In fact, even during the installation process, Priesman notes that the shop started to run live jobs. The quality and ease of use were so strong, rather than waste paper with test prints, he made the decision to start pushing some real work through it.
As soon as the Baltoro is completely up and running, Priesman says the shop will be taking out the remaining toner equipment. One of the few jobs that might still need toner would be a gum label application, which he notes that, due to the water in inkjet inks, he wouldn’t want to run on that platform. But since it’s been several years since that has come up, he feels confident that going all inkjet is the right decision.
“Should I have an unforeseen need [for toner], I can outsource it,” he says.
Building the Right Foundation
Before making the leap into the world of inkjet, Priesman took the time to learn everything he could about the technology and how it would impact his business. To do that, he attended Inkjet Summit in 2018.
“I was intrigued. I have been in printing my whole life, and I wanted to learn more,” he says. “I learned so much, I actually came away more enthused about the future of printing than I had been in probably 20 years.”
Seeing how far inkjet has come, and its ability to replace smaller offset equipment, while providing additional abilities such as variable data and shorter runs, was eye-opening. He also noted that staffing was starting to become an issue for some of the in-plant’s older offset equipment.

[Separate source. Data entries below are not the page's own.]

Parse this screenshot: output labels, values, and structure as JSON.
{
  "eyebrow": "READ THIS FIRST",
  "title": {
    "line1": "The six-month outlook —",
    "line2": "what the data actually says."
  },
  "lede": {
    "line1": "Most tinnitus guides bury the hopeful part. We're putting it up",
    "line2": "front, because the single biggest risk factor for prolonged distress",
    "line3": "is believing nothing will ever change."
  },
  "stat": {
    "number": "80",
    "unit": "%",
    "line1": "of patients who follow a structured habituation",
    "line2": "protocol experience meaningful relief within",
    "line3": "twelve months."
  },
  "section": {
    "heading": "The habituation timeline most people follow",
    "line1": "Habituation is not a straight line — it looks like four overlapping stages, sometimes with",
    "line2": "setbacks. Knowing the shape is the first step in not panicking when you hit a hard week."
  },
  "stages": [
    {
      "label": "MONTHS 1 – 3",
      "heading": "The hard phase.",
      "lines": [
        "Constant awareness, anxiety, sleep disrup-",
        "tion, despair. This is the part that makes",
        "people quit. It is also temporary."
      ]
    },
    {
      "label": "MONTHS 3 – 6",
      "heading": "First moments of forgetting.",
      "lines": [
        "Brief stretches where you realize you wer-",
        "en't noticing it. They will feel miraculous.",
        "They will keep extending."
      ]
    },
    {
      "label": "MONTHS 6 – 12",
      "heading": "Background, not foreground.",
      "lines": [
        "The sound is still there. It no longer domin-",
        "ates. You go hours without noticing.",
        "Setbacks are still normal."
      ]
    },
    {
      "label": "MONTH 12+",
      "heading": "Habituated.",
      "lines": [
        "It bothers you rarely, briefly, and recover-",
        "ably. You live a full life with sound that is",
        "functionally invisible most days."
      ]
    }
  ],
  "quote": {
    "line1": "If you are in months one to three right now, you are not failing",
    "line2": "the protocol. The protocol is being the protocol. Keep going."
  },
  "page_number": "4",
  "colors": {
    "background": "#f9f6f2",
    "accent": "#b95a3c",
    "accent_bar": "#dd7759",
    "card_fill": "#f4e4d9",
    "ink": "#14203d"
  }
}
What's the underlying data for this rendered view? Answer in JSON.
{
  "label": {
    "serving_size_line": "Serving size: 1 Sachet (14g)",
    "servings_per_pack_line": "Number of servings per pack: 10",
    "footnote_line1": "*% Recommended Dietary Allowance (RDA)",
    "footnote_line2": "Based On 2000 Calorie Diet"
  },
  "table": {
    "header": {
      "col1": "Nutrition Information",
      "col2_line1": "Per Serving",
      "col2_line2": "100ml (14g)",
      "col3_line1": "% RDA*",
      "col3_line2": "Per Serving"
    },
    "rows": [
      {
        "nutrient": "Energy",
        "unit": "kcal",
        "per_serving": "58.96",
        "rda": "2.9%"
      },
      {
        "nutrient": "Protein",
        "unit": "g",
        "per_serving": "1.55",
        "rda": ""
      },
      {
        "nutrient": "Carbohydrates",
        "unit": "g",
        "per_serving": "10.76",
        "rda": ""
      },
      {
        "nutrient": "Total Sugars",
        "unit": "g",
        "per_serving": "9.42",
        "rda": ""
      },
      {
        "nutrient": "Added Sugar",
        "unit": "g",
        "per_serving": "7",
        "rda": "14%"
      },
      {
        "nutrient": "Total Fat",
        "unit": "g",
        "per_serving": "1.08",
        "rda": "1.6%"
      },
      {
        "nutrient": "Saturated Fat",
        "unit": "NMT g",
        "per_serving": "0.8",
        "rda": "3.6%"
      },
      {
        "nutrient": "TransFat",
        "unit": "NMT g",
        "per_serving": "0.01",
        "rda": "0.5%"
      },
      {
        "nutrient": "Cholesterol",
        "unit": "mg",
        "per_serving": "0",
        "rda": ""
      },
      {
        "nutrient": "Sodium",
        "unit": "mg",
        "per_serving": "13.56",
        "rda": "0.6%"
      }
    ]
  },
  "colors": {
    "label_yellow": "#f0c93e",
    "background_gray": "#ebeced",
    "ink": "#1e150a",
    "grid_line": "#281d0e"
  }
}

“Community colleges and trade schools aren’t training offset printers very well anymore,” he says. “I had no staffing problems at the moment, but down the road it will be harder to find someone without having to train them from scratch — and I don’t want to have to teach them offset.”
On the other hand, he notes that the requirements and skill levels to run the inkjet presses are entirely different, and are far more easily taught. He points out that it could easily take six months to a year to train even a journeyman offset press operator. Inkjet, however, can have someone up and running in a week, if not days.
“Knowing the staffing issues made me feel it was the right time to start exploring the technology in detail,” Priesman notes. “Inkjet Summit was the first step; I heard from manufacturers and users, and that was the best thing. I got to hear from people already doing it, both the pros and the cons. No one product is perfect for 100% of the applications.”
Finding the Right Fit
He was able to network with several in-plants of various sizes and types to hear about what equipment they went with, and how it worked for them. It helped him ultimately decide that the cut-sheet, rather than roll-fed, equipment was the right fit for his operation, and further that the Xerox platform was the right one for his application mix.
Priesman attended the Inkjet Summit again in 2019, this time as a panelist to share his own experiences and pass along what he has learned, just as he learned from others the year before.
For Priesman, it all comes back to looking ahead to the future, not just of his in-plant, but where print in general is going. Variable data is growing, and will only continue to grow; run lengths will continue to decrease; and the demand for full color will rise as well. Digital technologies will only capture more of the market over time, not less, and while there is still a place for toner, he notes that everything from the cost to even having less downtime on his inkjet equipment was a strong enough proposition to make it the right choice for his operation.
Omaha Public Schools Printing & Publications Services is a shining example of an in-plant evolving, so it can remain relevant to the changing needs of the overall operation, no matter where it might go next.